A comment today from Mars Express Spacecraft Operations Manager Michel Denis on this week's report: "MARSIS completes measurement campaign over Martian North Pole." The report gives good news!
"The Mars Advanced Radar for Subsurface and Ionosphere Sounding (MARSIS) instrument on board Mars Express has recently completed a subsurface sounding campaign over the planet's North Pole. The campaign was interrupted by the suspension of science observations several times between August and October due to safe modes and to anomalies in the operation of the spacecraft's Solid-State Mass Memory (SSMM) system. As MARSIS best observes in the dark, which for the North Pole only occurs every few years, it was among the first instruments to resume observations once a partial work-around for the problems had been implemented."
In his comment below, the 'FAST Method' that Michel refers to is the operations team's newly developed way of uploading commands to Mars Express, which avoids using the problematic Solid State Mass Memory (SSMM) for critical commanding.
The 'File-based Activities on Short Timeline' method essentially means that commands are grouped in very short self-contained files that can be loaded safely, in advance of execution, from the SSMM into an alternative memory unit (that is reliable but not as capacious as the SSMM).
The FAST method - loading short command files upon need into the short onboard mission timeline - was put into use at the end of October 2011 with the (excellent) result that we could save what was remaining of the North Pole observation campaign by the MARSIS radar.

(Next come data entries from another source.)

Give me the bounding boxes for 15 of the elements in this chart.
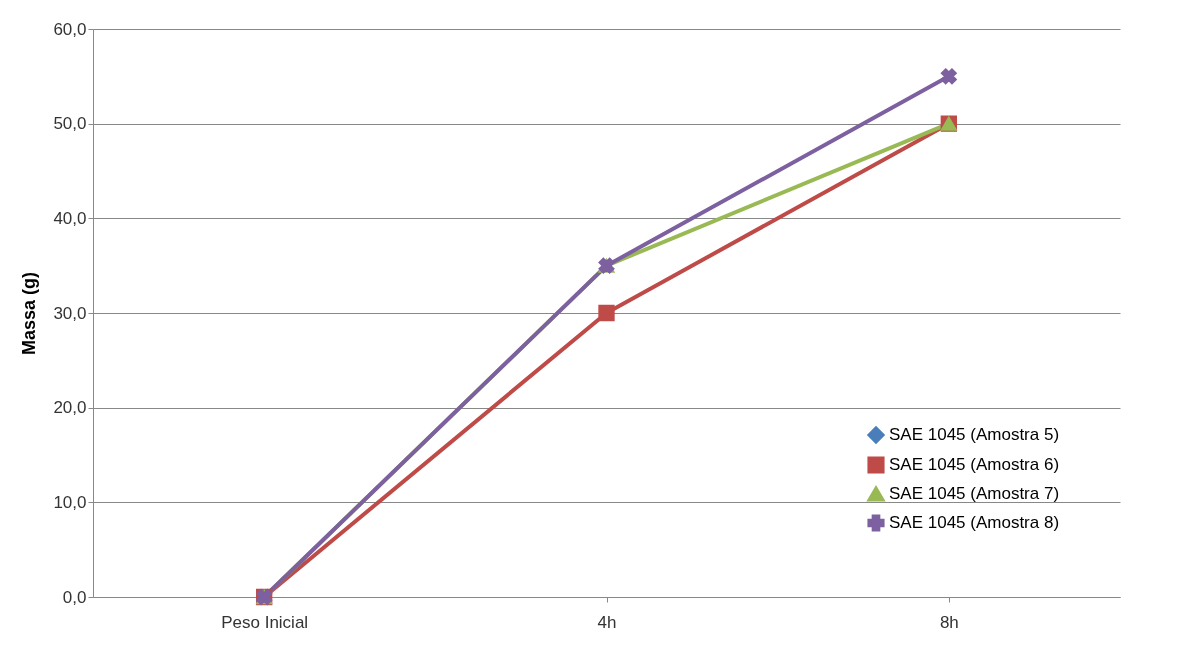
legend-label: SAE 1045 (Amostra 5) (889, 425, 1060, 444)
x-tick-label: 4h (597, 612, 617, 632)
y-tick-label: 30,0 (53, 303, 87, 323)
y-tick-label: 10,0 (53, 492, 87, 512)
legend-label: SAE 1045 (Amostra 7) (889, 484, 1060, 503)
x-tick-label: Peso Inicial (221, 612, 309, 632)
legend-label: SAE 1045 (Amostra 8) (889, 513, 1060, 532)
y-axis-title: Massa (g) (19, 271, 40, 356)
y-tick-label: 50,0 (53, 114, 87, 134)
legend-label: SAE 1045 (Amostra 6) (889, 455, 1060, 474)
y-tick-label: 0,0 (62, 587, 87, 607)
x-tick-label: 8h (939, 612, 959, 632)
y-tick-label: 40,0 (53, 208, 87, 228)
y-tick-label: 20,0 (53, 398, 87, 418)
y-tick-label: 60,0 (53, 19, 87, 39)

The net loss in data collection was mitigated by using the existing MARSIS command sequences as soon as possible. Meanwhile, as for the other instruments, new MARSIS on-board control procedures (OBCPs) are under development and will allow operation with fewer commands, therefore enabling the operation of several science instruments in parallel.
My main point? We did our job: contrary to widespread received wisdom, the spacecraft operators' role is not to simply watch over (supposedly) boring routine operations during the many long years of a mission - nor simply saving a spacecraft that experiences problems. In fact, we are relied upon to deliver safely as much of the expected (precious) scientific data as possible within the resources available - despite adversity. And that's what we're doing!
This in this morning from Jonathan Schulster on the Mars Express operations team:
The ASPERA (Energetic Neutral Atoms Analyser) instrument high voltage (kV) lines and equipment were successfully switched on today, a few minutes ago at Mars (~09:57 CET), using the new on-board control procedures (OBCP).
These will run for one hour until 10:40CET today and the ASPERA science team will examine the recorded science data before giving the 'go-ahead' for full operations of ASPERA using only OBCP's starting 9 Jan uary 2012.
- Jonathan Schulster
Mars Express Mission Planning & Flight Control Team
Looks like another instrument is set to return to action! -- Daniel
Today's update comes courtesy of Jonathan Schulster, an engineer working on the Mars Express Mission Planning & Flight Control Team. Jonathan's in the Mars Express (MEX) Dedicated Control Room at ESOC this morning, where the first commands to switch on the ASPERA (Energetic Neutral Atoms Analyser) device were sent a few minutes ago. (ASPERA is studying the interaction between the solar wind and the Martian atmosphere.) -- Daniel
To allow the mission to restart operations of all instruments, we needed to write 'macro' on-board control procedures (OBCPs) to replace long sequences of telecommands with single 'start macro' telecommands that would fit into the restrictive memory space provided by the short mission time-line (Basically, all commands now have to be a lot shorter to be stored on board now that the solid state mass memory no longer functions properly - Ed.).
The first OBCPs to switch ASPERA on and off, and its 'high voltage' lines up and down - along with on/off for PFS fourier spectrometer and the start/stop pre-heating for the OMEGA infrared (IR) spectrometer 'scanner' - were uplinked to Mars Express on Monday, 5 December. These must now be flight tested on the spacecraft.
The OMEGA pre-heating test took place on 7 December during a pass over ESA's 35m ground station at Cebreros, Spain, between 08:00 08:30 GMT (09:00-09:30 CET).
Today, Friday, 9 December, also between 08:00-08:30GMT, the ASPERA instrument switch on/off OBCPs were successfully flight tested. :-)
Pierre Choukroun (Standing, Left), Erhard Rabenau (standing, right) and Jonathan Schulster, sitting, in MEX DCR this morning.
Next week we plan to perform a full test of ASPERA with high voltage up/down after confirmation from the science team that the on/off worked fine.